Chef Kenney: Waikiki, truthfully, was never on my radar because local people, we just don’t go there. I was approached by the developers of the hotel to come and take a look at their project and in the initial meeting they were romanticizing about a bygone time—mid-century ’60s, early ’70s Waikiki that’s entirely different than what you have down there now with the luxury brands, Cheesecake Factory, Apple store—and paying homage to it with a modern version of that era. They liked what we’re doing in Kaimuki and wanted that neighborhood, friendly atmosphere. Not a five-star destination chef, just somewhere comfortable for locals and visitors to come back to, and that’s what really gets me going, seeing the same people day in, day out. I look at the reservation book and there are more 808 area codes than mainland area codes. It’s a good sign.
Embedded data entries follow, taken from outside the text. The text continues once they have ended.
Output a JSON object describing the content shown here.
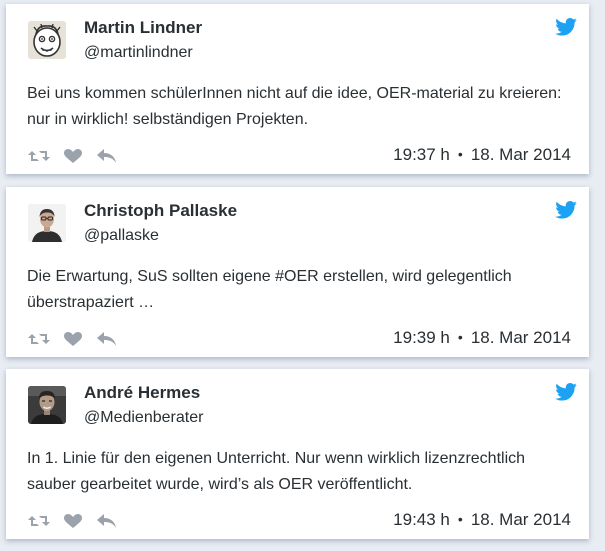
{
  "colors": {
    "accent": "#1da1f2",
    "action_gray": "#9aa2ab",
    "text": "#292f33",
    "background": "#e8ecf3"
  },
  "tweets": [
    {
      "name": "Martin Lindner",
      "handle": "@martinlindner",
      "text": "Bei uns kommen schülerInnen nicht auf die idee, OER-material zu kreieren: nur in wirklich! selbständigen Projekten.",
      "time": "19:37 h",
      "date": "18. Mar 2014",
      "avatar_icon": "cartoon-face-avatar"
    },
    {
      "name": "Christoph Pallaske",
      "handle": "@pallaske",
      "text": "Die Erwartung, SuS sollten eigene #OER erstellen, wird gelegentlich überstrapaziert …",
      "time": "19:39 h",
      "date": "18. Mar 2014",
      "avatar_icon": "person-photo-avatar"
    },
    {
      "name": "André Hermes",
      "handle": "@Medienberater",
      "text": "In 1. Linie für den eigenen Unterricht. Nur wenn wirklich lizenzrechtlich sauber gearbeitet wurde, wird’s als OER veröffentlicht.",
      "time": "19:43 h",
      "date": "18. Mar 2014",
      "avatar_icon": "person-photo-avatar"
    }
  ],
  "separator": "•",
  "icons": {
    "brand": "twitter-bird-icon",
    "retweet": "retweet-icon",
    "like": "heart-icon",
    "reply": "reply-icon"
  }
}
How do you build that community then with food?
It was tricky making this menu. In Waikiki, you have to appeal to a broader audience of visitors that might not want to eat paiai (undiluted taro), akule (big eye scad), pohole (native fern) salad, a Hawaiian feast every night.
We touch on these indigenous dishes so the guest can experience that part of Hawaii I don’t think many had the opportunity to taste in Waikiki before, but at the same time offer the comforting things, you know? If they’ve been out eating shave ice and shrimp trucks all day, they might come back and just want a burger, pasta or pizza. Those dishes still adhere to our dedication to local farms—a bolognese, but we use Hawaiian wild boar, a burger, but with Kuahiwi Ranch beef and Mao Farms lettuce. They look familiar, but they still have a little story behind them.
As the only Hawaii chef following the Monterey Aquarium’s Seafood Watch Program, your seafood sourcing practices are unique. Why’s it important to you not to serve ahi year-round?
Being born and raised here, you realize we’re on an island and our resources are finite. It’s just this love of this place—that’s the foundation of why we do what we do. You can’t just put any seafood we have here on the menu. Our boats, the longline fleets, are incredibly well managed, but because we’ve got international fleets pulling out of the same ocean, it’s still questionable about ahi stock. What’s been really nice is our practices gives an opportunity for people who want to engage in a discussion about these things to learn a little more if they choose.
What’s your earliest Waikiki food memory?
Gosh! It would have to be when my parents, who are Hawaiian entertainers, would perform at the Sunday brunch at the Halekulani, when it wasn’t a high rise but a series of bungalows on the beach. I remember there was always a roast suckling pig and I would just have them cut off chunks of crispy skin and basically fill my plate with it.
Mahina & Sun’s, open daily, 6:30 a.m. to 12 a.m., 412 Lewers St, Honolulu, Oahu, surfjack.com.